Returns : relative_abundance : float
The relative abundance of a given isotopic composition.
- pyteomics.mass.most_probable_isotopic_composition(*args, **kwargs)[source]¶
Calculate the most probable isotopic composition of a peptide molecule/ion defined by a sequence string, parsed sequence, chemical formula or Composition object.
Note that if a sequence string is supplied then the isotopic composition is calculated for a polypeptide with standard terminal groups (H- and -OH).
For each element, only two most abundant isotopes are considered.
Parameters : formula : str, optional
A string with a chemical formula.
sequence : str, optional
A polypeptide sequence string in modX notation.
parsed_sequence : list of str, optional
A polypeptide sequence parsed into a list of amino acids.
composition : Composition, optional
A Composition object with the elemental composition of a substance.
elements_with_isotopes : list of str
A list of elements to be considered in isotopic distribution (by default, every element has a isotopic distribution).
aa_comp : dict, optional
A dict with the elemental composition of the amino acids (the default value is std_aa_comp).
mass_data : dict, optional
A dict with the masses of chemical elements (the default value is nist_mass).
ion_comp : dict, optional
A dict with the relative elemental compositions of peptide ion fragments (default is std_ion_comp).
Returns : out: tuple (Composition, float) :
A tuple with the most probable isotopic composition and its relative abundance.
- pyteomics.mass.nist_mass¶
A dict with the exact element masses downloaded from the NIST website: http://www.nist.gov/pml/data/comp.cfm . There are entries for each element containing the masses and relative abundances of several abundant isotopes and a separate entry for undefined isotope with zero key, mass of the most abundant isotope and 1.0 abundance.
- pyteomics.mass.std_aa_comp¶
A dictionary with elemental compositions of the twenty standard amino acid residues and standard H- and -OH terminal groups.

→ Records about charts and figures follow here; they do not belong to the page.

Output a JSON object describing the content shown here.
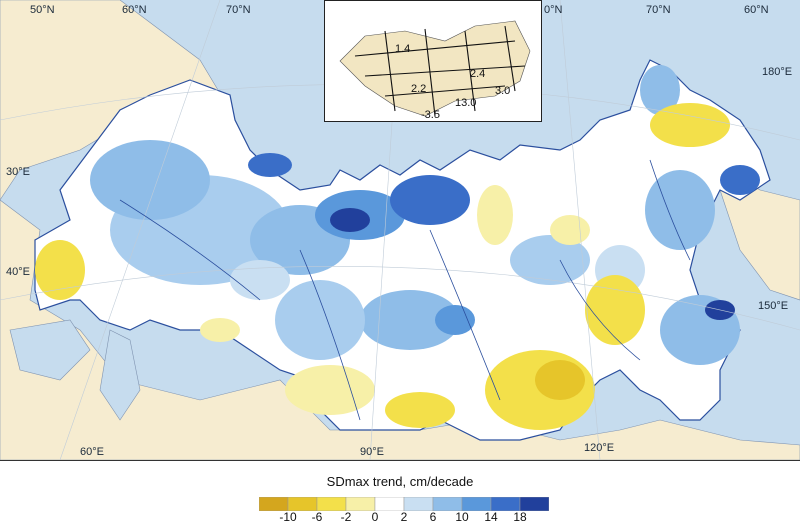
{
  "map": {
    "lat_labels": [
      "50°N",
      "60°N",
      "70°N",
      "70°N",
      "70°N",
      "60°N",
      "0°N"
    ],
    "lon_labels": [
      "30°E",
      "40°E",
      "60°E",
      "90°E",
      "120°E",
      "150°E",
      "180°E"
    ]
  },
  "inset": {
    "values": [
      "1.4",
      "2.4",
      "2.2",
      "3.0",
      "13.0",
      "-3.5"
    ]
  },
  "legend": {
    "title": "SDmax trend, cm/decade",
    "ticks": [
      "-10",
      "-6",
      "-2",
      "0",
      "2",
      "6",
      "10",
      "14",
      "18"
    ],
    "colors": [
      "#d4a61e",
      "#e6c52a",
      "#f3e04a",
      "#f7f0a8",
      "#ffffff",
      "#c9dff2",
      "#8fbde8",
      "#5a98db",
      "#3a6ec8",
      "#21409c"
    ]
  },
  "colors": {
    "ocean": "#c6dcee",
    "land_outside": "#f6ecd0",
    "russia_base": "#ffffff",
    "border": "#2b4f9e"
  }
}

- pyteomics.mass.std_aa_mass¶
A dictionary with monoisotopic masses of the twenty standard amino acid residues.
- pyteomics.mass.std_ion_comp¶
A dict with relative elemental compositions of the standard peptide fragment ions. An elemental composition of a fragment ion is calculated as a difference between the total elemental composition of an ion and the sum of elemental compositions of its constituting amino acid residues.